PATUT dicermati kemajuan Majelis Tarjih dan Tajdid Muhammadiyah menggugat keberlakuan hukuman mati dalam sistem hukum pidana di Indonesia. Terhadap Al Qur’an Surat Al Baqarah ayat 178 yang menjadi rujukan hukuman mati dalam Islam, agaknya Majelis Tarjih Muhammadiyah “berani” menafsirkan ulang. Artinya, kata ” kutiba” yang selama ini dimaknai kewajiban, tidak bisa disamakan dengan bobot kewajiban sebagaimana untuk perintah menjalani salat dan zakat.
Sesungguhnya, jika ingin dibaca seutuhnya maka ayat 178 Surat Al Baqarah itu justru memberikan syarat atas “kutiba” yakni jika korban atau keluarga korban memberikan maaf dan pelaku kemudian memberikan diat (tebusan) sebagai ganti kerugian dan proses pemberian maaf dan ganti kerugian itu berlangsung baik, maka qisas dapat digugurkan.

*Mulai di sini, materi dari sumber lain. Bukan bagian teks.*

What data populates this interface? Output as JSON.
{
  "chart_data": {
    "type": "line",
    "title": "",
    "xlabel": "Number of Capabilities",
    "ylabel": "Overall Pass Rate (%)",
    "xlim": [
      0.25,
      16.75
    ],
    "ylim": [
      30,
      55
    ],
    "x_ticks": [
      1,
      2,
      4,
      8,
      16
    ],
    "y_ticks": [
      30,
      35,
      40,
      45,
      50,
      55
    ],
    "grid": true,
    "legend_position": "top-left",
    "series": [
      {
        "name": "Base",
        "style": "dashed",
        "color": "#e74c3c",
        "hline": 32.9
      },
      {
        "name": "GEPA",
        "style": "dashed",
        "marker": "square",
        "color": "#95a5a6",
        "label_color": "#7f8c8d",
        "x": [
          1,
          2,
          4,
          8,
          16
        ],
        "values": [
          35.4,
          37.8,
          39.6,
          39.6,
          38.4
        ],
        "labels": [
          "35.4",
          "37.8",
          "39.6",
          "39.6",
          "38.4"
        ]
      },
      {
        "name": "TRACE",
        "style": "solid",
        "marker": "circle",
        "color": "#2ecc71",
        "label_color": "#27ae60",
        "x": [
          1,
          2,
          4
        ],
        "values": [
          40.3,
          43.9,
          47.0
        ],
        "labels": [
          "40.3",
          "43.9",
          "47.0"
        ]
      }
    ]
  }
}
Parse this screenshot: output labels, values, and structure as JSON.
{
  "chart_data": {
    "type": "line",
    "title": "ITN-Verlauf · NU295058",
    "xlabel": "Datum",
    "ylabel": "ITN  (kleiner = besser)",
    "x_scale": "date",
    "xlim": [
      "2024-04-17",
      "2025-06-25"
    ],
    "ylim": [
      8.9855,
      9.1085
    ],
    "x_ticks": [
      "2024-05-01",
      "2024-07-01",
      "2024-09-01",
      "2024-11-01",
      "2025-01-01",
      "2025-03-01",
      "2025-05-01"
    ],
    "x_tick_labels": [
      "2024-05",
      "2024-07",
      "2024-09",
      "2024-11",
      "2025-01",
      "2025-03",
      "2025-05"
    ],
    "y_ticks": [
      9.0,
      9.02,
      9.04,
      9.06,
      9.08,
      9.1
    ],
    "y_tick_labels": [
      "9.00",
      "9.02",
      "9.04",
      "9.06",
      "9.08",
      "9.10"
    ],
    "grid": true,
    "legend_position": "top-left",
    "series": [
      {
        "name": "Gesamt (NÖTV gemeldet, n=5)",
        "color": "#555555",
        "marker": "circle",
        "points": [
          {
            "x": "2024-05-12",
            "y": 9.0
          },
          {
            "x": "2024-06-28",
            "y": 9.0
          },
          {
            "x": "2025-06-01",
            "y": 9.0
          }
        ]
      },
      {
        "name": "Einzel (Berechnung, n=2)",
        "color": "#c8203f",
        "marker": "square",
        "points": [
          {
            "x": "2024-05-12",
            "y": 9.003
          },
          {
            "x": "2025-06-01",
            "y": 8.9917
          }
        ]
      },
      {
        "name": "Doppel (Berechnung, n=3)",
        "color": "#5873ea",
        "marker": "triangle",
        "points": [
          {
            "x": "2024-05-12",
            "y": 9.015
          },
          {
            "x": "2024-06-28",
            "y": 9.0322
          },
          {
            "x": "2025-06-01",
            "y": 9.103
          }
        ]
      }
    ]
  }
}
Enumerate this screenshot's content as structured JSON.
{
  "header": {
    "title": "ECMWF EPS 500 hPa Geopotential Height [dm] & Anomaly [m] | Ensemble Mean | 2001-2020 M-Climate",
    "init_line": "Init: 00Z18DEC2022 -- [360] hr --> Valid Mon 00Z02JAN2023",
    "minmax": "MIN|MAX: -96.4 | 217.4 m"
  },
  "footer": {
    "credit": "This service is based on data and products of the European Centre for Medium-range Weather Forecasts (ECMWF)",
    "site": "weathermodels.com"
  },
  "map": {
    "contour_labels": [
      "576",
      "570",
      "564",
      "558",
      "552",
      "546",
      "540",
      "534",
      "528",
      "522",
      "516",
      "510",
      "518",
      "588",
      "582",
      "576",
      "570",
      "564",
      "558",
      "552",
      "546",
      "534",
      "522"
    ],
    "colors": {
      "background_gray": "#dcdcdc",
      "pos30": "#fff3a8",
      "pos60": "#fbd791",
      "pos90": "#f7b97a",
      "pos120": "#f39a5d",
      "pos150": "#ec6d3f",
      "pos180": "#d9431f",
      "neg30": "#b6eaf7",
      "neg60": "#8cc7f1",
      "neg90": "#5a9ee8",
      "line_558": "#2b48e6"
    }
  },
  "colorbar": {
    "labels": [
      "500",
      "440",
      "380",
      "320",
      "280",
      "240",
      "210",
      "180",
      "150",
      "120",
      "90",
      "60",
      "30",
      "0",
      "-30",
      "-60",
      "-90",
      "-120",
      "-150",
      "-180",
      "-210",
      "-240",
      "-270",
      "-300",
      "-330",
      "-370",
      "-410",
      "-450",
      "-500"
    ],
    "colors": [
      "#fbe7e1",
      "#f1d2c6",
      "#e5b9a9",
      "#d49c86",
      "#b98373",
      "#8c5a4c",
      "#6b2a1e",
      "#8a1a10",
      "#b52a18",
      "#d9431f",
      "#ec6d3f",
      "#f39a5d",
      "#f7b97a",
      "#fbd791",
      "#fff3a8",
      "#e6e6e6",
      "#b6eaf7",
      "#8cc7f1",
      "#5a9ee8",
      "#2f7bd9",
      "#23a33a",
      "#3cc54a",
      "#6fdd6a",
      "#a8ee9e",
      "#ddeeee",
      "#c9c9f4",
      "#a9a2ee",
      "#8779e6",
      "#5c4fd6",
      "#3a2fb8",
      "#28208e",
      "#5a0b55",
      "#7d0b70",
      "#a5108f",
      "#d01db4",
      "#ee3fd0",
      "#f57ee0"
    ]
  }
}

Jadi kewajiban itu bisa menjadi kebolehan (boleh ditinggalkan atau tidak dijalankan). Demikian ditegaskan Wawan Gunawan Abdul Wahid, anggota Majelis Tarjih dan Tajid PP Muhammadiyah dalam Seminar Nasional bertajuk Hukuman Mati dalam Perspektif Hukum Islam, Hukum Positif dan Hukum Internasional yang diselenggarakan oleh Lembaga Hikmah dan Kebijakan Publik Muhammadiyah bersama Amnesty Internasional di Masjid At Tanwir PP Muhammadiyah – Menteng, Jakarta Pusat, Jumat (28/2/2025).
Menurut dia, di sinilah pentingnya pemaknaan ayat tersebut secara konstektual. Menurut para fukaha, hukum bisa berubah bergantung pada tuntutan situasi dan waktu. Illat atau suatu sebab tertentu bisa mempengaruhi pada keberlakuan kaedah.Selanjutnya, hal itu berujung pada pendapat Majelis Tarjih bahwa hukuman mati itu sudah saatnya ditinggalkan.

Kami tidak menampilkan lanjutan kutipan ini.